From my friend Joe Zimmerman (as a comment below):
  • "Register allocation is not so hard", she said optimistically.
  • "Remember that the time bounds are only defined over nonnegative integers", she told him discreetly.
  • "Type systems have nothing to do with math!" he exclaimed categorically.
  • "Theorem proving is easy with the right tools", he replied automatically.
  • "I wish there were a way to prevent memory access violations in C", she complained stormily.
  • "What if you just used streams?" she suggested lazily.
  • "My algorithm will always terminate", he decided.
  • "We can fill in the rest of the weights by symmetry", she remarked distantly.
  • "How will you know who I am without asking for my password?" he challenged.
  • "Literate Haskell programs are just easier to work with", she commented prosaically.

Tom Swifties

My friend Eirik told me about Tom Swifties, which are phrases in which a pun links a quote to the manner in which it is spoken. Some excellent examples:
  • "I unclogged the drain with a vacuum cleaner," Tom said succinctly.
  • "I might as well be dead," Tom croaked.
  • "They had to amputate them both at the ankles," Tom said defeatedly.
  • "Who discovered radium?" asked Marie curiously.
  • "I dropped the toothpaste," signaled Tom, crestfallen.
  • "Have I been emasculated?" Tom demanded.
  • "Dat's de end of April," said Tom in dismay.
  • "Here's someone who can't speak!" exclaimed Tom dumbfoundedly.
  • "I'd like chicken soup with matzo balls and gefilte fish," said Tom judiciously.
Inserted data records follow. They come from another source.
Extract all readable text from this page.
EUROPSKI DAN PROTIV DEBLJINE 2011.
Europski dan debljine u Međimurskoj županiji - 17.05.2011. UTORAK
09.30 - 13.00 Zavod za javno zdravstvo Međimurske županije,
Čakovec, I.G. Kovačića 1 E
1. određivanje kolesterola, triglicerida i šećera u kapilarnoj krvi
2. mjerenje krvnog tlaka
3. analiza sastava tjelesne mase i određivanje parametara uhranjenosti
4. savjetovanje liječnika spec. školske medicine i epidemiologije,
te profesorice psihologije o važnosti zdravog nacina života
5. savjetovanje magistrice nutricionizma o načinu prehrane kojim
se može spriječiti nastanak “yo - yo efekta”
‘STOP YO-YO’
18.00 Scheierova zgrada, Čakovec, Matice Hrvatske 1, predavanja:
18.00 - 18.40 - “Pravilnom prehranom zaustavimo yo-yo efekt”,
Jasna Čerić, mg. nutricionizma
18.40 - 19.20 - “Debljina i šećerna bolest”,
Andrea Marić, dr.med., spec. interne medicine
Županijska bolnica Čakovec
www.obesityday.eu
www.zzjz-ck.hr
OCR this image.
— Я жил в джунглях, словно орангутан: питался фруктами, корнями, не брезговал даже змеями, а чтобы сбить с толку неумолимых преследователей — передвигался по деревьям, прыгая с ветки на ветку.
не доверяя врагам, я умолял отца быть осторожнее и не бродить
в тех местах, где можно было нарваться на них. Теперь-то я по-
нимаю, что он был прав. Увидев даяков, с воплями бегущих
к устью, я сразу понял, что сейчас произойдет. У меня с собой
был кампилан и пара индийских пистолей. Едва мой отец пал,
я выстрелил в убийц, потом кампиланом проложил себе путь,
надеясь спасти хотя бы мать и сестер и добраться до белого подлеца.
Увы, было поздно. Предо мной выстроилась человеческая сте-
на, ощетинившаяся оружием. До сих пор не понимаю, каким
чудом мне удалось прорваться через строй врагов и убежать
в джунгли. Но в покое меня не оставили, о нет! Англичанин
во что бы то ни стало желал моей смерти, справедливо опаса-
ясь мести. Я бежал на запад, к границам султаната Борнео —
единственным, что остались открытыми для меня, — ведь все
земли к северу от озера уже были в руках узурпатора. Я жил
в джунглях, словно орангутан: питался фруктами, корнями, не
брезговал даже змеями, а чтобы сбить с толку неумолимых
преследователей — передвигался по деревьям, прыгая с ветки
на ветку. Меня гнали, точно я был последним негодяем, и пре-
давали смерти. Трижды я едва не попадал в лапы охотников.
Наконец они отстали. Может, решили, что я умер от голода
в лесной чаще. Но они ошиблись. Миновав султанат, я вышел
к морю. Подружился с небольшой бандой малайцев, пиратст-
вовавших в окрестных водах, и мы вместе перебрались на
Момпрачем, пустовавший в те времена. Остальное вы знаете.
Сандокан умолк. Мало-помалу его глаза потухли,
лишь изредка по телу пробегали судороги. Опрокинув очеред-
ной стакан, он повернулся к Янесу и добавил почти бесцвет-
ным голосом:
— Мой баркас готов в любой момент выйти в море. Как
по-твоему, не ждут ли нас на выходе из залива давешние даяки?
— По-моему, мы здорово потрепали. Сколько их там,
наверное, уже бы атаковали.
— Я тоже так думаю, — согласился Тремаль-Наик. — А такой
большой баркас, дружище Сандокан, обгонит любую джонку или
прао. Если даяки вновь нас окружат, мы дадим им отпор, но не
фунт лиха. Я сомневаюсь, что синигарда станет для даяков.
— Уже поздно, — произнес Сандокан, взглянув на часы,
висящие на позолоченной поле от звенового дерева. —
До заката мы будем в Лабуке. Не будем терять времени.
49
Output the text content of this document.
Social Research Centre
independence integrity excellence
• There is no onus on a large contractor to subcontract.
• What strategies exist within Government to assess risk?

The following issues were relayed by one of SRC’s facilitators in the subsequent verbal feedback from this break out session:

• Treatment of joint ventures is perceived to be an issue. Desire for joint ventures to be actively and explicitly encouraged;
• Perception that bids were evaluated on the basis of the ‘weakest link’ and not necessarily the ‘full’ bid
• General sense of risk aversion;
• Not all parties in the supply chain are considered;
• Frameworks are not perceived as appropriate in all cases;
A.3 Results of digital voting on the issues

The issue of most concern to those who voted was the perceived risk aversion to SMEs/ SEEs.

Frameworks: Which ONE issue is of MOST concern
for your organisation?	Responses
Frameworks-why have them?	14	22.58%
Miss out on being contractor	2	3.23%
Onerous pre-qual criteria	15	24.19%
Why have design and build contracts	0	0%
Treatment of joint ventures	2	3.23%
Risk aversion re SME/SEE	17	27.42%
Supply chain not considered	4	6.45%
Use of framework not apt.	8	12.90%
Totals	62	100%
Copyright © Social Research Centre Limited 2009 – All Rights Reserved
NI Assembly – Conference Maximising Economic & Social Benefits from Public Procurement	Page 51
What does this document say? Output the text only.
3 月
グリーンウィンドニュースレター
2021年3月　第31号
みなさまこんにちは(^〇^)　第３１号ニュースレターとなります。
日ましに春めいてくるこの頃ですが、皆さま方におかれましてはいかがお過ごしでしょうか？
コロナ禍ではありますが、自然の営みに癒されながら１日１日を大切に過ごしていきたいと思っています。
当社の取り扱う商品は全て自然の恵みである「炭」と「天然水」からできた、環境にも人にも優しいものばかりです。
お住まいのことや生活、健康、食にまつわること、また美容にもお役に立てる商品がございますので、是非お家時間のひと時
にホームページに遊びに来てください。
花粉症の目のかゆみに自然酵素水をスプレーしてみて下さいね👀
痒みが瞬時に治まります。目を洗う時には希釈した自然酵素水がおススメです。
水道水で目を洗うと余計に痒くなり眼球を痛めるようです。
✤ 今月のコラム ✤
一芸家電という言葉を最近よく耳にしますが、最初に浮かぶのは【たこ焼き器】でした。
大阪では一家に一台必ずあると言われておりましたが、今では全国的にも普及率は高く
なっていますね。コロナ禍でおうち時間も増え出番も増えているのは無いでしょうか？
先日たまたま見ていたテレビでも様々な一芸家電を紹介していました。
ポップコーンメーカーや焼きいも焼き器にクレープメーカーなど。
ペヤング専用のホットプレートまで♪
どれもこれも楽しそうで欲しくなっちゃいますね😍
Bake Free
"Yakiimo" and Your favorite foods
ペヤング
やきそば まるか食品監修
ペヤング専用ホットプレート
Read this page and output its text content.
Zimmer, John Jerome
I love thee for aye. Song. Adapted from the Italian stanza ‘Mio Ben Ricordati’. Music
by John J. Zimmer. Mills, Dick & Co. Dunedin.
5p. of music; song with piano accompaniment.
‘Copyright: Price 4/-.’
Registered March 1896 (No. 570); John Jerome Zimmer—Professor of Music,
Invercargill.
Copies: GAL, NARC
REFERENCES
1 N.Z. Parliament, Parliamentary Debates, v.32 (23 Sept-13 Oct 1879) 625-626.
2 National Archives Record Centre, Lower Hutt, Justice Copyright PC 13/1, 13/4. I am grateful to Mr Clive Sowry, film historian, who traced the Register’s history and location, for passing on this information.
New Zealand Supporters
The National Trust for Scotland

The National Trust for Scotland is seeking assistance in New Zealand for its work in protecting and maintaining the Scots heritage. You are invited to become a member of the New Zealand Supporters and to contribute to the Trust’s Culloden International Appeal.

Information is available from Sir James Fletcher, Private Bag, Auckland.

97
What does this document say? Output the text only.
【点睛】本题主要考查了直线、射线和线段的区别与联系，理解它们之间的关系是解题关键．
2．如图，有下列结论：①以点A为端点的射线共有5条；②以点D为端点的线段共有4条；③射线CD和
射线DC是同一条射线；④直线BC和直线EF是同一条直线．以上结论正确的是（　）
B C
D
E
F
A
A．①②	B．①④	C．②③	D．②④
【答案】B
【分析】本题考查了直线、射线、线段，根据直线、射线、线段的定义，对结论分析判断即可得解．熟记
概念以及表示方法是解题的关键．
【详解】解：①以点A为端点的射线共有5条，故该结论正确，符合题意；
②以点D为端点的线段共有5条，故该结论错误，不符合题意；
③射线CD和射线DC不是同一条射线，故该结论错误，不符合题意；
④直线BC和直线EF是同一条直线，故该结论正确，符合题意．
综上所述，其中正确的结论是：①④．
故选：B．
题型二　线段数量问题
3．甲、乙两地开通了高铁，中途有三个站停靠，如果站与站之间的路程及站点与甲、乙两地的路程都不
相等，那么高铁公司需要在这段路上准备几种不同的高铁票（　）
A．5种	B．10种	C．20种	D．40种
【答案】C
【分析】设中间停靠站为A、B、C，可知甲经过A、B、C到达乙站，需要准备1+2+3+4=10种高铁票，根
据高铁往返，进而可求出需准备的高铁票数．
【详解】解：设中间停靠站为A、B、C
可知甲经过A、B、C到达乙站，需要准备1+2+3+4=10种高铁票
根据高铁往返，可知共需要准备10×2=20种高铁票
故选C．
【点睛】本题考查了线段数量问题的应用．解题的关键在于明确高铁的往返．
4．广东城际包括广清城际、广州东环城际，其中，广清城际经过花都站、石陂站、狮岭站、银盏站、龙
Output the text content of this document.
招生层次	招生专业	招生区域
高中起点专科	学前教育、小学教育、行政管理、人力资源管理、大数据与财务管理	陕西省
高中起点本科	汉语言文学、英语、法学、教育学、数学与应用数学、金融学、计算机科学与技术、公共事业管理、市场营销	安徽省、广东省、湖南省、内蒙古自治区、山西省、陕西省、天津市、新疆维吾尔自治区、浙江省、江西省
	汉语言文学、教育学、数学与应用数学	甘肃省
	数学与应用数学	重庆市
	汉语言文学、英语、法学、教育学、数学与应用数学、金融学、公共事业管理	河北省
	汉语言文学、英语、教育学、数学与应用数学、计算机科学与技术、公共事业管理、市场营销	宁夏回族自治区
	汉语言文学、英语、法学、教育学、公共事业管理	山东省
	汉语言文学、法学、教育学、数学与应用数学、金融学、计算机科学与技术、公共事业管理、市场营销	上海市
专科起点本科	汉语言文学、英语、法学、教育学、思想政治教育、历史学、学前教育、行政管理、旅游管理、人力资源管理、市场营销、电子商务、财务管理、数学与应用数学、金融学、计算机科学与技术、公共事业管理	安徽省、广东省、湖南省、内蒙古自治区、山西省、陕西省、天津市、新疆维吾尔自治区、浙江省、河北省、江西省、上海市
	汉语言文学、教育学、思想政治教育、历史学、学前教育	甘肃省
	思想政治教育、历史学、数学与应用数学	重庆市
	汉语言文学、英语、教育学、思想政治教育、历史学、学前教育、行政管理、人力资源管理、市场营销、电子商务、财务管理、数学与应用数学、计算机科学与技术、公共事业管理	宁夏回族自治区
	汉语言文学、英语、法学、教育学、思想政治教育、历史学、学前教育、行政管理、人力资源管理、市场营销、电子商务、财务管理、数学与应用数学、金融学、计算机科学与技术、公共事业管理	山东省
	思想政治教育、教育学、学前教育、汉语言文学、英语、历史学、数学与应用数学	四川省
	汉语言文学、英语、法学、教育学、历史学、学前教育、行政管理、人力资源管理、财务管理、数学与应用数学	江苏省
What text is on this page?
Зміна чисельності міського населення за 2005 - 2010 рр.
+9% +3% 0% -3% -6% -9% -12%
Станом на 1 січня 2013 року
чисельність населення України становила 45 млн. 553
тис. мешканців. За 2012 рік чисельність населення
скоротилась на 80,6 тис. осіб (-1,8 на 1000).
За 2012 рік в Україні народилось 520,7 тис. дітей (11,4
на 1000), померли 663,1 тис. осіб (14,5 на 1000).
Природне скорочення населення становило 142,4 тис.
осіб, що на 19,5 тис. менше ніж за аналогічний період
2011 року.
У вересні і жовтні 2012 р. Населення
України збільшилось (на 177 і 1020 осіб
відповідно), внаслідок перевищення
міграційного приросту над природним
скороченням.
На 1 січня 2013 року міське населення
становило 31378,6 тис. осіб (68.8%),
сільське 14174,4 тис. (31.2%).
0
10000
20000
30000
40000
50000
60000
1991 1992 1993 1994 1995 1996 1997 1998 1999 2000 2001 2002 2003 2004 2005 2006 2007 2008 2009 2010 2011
So this is where gender roles come from

This blog post shows pages from a book from the 1950's (?) celebrating the wonderful differences between boys and girls. I used to think people made this stuff up, but now I see where it comes from. :o
  • Boys are doctors. Girls are nurses.
  • Boys are Presidents. Girls are First Ladies.
  • Boys fix things. Girls need things fixed.
  • Boys can eat. Girls can cook.
  • Boys invent things. Girls use what boys invent.
  • Boys build houses. Girls keep houses.
  • I'm glad you're a girl! I'm glad you're a boy! We need each other.